Argumentar que as contribuições sobre a importação compensam as contribuições sobre as receitas corresponderia ao absurdo de justificar a criação de um “imposto sobre a renda” incidente sobre os bens importados, sob o argumento de que compensaria o imposto pago pelas empresas brasileiras em relação ao lucro apurado.
O artigo III do Acordo Geral sobre Tarifas Aduaneiras e Comércio (GATT), de 1994, dispõe que mercadorias nacionais e importadas devem ter o mesmo tratamento em relação a todos os tributos e outros ônus que afetem sua venda, oferta, compra, transporte, distribuição ou uso. Portanto, se as novas contribuições não forem consideradas tributos sobre a importação, o compromisso de tratamento nacional aos bens estrangeiros estará inexoravelmente violado.As análises desenvolvidas nos itens anteriores demonstram que a contribuição para o PIS/Pasep e a Cofins incidentes sobre as operações de importação são inconstitucionais e violam acordos internacionais subscritos e internalizados pelo Brasil.

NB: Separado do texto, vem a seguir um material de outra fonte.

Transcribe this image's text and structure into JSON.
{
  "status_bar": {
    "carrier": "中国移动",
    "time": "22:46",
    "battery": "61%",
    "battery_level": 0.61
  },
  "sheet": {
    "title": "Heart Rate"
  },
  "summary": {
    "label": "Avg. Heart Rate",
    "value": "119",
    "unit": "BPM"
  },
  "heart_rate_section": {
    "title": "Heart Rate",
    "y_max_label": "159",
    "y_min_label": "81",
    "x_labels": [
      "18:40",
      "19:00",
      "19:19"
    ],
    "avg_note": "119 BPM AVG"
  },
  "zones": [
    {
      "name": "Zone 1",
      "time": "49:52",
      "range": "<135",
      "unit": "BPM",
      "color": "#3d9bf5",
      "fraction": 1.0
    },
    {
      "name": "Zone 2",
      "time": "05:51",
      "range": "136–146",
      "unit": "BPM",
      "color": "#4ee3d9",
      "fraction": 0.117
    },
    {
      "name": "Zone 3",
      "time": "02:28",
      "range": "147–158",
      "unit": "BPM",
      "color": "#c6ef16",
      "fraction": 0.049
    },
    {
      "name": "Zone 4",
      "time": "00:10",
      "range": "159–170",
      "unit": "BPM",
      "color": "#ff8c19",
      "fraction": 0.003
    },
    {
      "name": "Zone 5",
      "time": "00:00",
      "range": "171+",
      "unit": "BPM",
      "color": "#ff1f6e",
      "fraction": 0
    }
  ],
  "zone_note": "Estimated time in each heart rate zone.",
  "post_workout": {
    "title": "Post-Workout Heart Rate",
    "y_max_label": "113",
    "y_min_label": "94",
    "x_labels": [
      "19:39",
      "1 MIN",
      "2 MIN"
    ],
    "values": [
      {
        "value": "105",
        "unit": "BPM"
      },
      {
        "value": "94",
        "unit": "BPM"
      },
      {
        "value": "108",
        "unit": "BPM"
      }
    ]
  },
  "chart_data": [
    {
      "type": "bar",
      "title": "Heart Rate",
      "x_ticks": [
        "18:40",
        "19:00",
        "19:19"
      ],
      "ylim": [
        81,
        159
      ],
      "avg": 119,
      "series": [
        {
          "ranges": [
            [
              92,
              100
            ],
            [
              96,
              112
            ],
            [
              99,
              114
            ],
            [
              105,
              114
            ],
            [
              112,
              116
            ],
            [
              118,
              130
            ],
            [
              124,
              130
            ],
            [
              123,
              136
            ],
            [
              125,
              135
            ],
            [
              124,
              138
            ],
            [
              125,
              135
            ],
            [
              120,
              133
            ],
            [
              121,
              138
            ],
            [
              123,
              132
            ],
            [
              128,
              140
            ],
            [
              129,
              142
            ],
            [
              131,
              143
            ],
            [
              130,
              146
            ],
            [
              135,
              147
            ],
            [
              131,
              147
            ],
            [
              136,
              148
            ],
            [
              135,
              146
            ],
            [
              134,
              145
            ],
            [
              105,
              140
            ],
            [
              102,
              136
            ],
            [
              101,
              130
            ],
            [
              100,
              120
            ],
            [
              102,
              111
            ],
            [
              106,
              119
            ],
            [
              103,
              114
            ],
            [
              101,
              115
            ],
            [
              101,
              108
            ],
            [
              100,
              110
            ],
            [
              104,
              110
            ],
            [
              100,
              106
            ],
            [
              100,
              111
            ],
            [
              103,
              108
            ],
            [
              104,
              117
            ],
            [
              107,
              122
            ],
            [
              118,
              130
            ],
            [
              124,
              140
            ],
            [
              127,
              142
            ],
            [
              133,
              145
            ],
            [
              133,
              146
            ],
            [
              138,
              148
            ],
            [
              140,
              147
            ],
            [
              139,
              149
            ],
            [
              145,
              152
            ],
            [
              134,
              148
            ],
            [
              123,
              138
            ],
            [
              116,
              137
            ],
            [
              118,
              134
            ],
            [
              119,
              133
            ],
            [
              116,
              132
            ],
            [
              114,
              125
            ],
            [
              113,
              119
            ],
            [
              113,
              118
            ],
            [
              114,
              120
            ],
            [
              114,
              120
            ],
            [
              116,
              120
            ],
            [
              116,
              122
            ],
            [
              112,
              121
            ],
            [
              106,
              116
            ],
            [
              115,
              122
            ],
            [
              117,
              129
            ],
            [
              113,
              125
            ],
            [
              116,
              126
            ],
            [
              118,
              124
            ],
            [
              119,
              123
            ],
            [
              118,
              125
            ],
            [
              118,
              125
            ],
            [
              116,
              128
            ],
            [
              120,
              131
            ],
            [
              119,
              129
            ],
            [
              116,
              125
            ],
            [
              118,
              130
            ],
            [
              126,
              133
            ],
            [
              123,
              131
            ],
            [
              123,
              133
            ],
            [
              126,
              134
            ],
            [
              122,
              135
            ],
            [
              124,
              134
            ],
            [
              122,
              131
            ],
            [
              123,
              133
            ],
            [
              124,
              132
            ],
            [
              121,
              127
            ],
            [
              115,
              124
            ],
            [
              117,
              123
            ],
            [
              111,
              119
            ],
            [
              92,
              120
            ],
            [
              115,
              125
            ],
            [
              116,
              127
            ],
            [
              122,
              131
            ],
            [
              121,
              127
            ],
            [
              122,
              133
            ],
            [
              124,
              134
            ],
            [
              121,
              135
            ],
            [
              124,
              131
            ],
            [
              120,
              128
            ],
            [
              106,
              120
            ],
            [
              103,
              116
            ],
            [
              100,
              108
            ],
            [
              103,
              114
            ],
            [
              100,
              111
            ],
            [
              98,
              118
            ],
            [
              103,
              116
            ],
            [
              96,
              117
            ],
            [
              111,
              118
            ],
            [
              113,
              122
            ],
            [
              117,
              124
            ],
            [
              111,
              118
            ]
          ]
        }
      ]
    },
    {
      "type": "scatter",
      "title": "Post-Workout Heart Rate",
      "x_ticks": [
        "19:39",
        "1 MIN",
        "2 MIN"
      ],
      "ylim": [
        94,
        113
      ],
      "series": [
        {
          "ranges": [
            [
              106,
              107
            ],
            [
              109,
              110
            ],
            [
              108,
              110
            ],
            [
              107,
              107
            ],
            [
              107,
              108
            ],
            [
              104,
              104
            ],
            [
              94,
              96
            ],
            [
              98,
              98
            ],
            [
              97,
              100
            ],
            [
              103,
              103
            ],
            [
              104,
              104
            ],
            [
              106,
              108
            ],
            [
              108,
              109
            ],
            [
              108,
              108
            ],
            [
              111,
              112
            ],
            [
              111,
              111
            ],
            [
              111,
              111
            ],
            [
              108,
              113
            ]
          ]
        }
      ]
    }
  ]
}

A Lei nº 10.865/2004 revela-se repleta de vícios, entre os quais o confrontamento com a determinação constante da Carta Magna de que a base de cálculo das novas contribuições seja o valor aduaneiro dos bens ou serviços importados. Além disso, a fórmula de apuração da base de cálculo prescinde de critérios exatos e inteligíveis pelo contribuinte, o que fere o princípio constitucional de segurança jurídica.
Da perspectiva do Direito Internacional, caracterizadas as contribuições como adicional do imposto sobre a importação, a Lei nº 10.865/2004 iria de encontro ao acordo firmado de tarifa zero para os bens comercializados entre os países do Mercosul e desrespeitaria a TEC e as tarifas consolidadas ao final da Rodada do Uruguai no GATT.
Contrario sensu, se a contribuição para o PIS/Pasep e a Cofins incidentes sobre as importações não forem consideradas tributos sobre a importação, mas impostos domésticos, feririam frontalmente o princípio do tratamento nacional a bens importados, vigente no âmbito da OMC.
Assim, o cidadão brasileiro se depara, mais uma vez, com um Estado extremamente ávido por receitas, ainda que com ameaça a princípios democráticos e à Carta Magna. Estado que não se intimida diante dos clamores de seu povo de que a carga tributária é excessiva e injusta nem das alegações de inconstitucionalidades e ilegalidades, pois, mesmo que os tributos estejam eivados dos maiores vícios, existe a certeza de que somente um pequeno percentual dos contribuintes, aqueles em condições econômicas de procurar assessoria jurídica, terá seus direitos preservados e deixará de pagar. Aos demais, restaria apenas conformar-se.